Morning Rounds: Are chicken pox parties safe?

NORFOLK, Va. - The governor of Kentucky stirred up controversy this year when he said he deliberately exposed his children to other kids with chicken pox instead of getting them vaccinated.

"'Chicken pox parties' are not without harm," said News 3 medical expert Dr. Ryan Light. "The virus initially causes a rash of 250 to 500 itchy blisters on the chest, back, and face. Fever, fatigue, loss of appetite, and headache all occur. Complications can include bacterial super-infections of the skin, pneumonia, and infection of the central nervous system."

Dr. Light said "natural immunity" technically works, but there are many risks.

"Natural immunity does provide immunity to chicken pox," he explained. "The immune system response is the same for vaccination and exposure. Having the chickenpox or receiving two dose of the vaccine both provide lifelong immunity."

Dr. Light said chicken pox was a very common viral infection prior to the development of a vaccine.  He said approximately four million people were infected with chicken pox annually, and around 10,500 to 13,000 required hospitalization.  100 to 150 people died every year.

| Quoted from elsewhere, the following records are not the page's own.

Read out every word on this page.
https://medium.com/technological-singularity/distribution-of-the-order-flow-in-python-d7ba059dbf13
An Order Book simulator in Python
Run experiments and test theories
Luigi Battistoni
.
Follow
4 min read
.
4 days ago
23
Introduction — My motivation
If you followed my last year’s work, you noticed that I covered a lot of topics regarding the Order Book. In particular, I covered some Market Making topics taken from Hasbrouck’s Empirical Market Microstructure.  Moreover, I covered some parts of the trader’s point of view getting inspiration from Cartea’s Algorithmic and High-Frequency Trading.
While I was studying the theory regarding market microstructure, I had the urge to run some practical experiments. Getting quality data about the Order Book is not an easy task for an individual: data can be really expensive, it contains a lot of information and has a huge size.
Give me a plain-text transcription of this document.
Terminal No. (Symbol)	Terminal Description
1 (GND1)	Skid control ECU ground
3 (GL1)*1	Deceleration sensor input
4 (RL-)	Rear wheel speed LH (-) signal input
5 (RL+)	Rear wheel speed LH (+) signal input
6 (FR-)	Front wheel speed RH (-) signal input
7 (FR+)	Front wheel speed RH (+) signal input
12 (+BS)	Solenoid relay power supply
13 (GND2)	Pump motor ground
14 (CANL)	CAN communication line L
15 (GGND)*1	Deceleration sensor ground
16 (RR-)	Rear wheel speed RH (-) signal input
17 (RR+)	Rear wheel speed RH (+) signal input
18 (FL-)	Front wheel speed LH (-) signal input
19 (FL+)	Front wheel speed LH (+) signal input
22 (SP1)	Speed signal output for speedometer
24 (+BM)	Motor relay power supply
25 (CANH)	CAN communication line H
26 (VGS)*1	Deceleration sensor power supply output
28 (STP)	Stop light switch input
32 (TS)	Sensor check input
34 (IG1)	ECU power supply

"The CDC recommends that children have the first vaccine dose between 12 and 15, and the second dose between the ages of 4 to 6 years," Dr. Light explained. "The vaccination is approximately 90 percent effective at preventing chicken pox. A very small number can still be infected after receiving the vaccine, but the illness is usually milder, with fewer or no blisters and a mild fever."

Dr. Light added, "The chicken pox virus can lay dormant in the nerves system and cause shingles later in life. Research shows that individuals vaccinated with chicken pox have a lower risk of developing shingles versus those who had a natural infection. Even with the lower risk, it is still recommended to receive the shingles vaccination at age 50."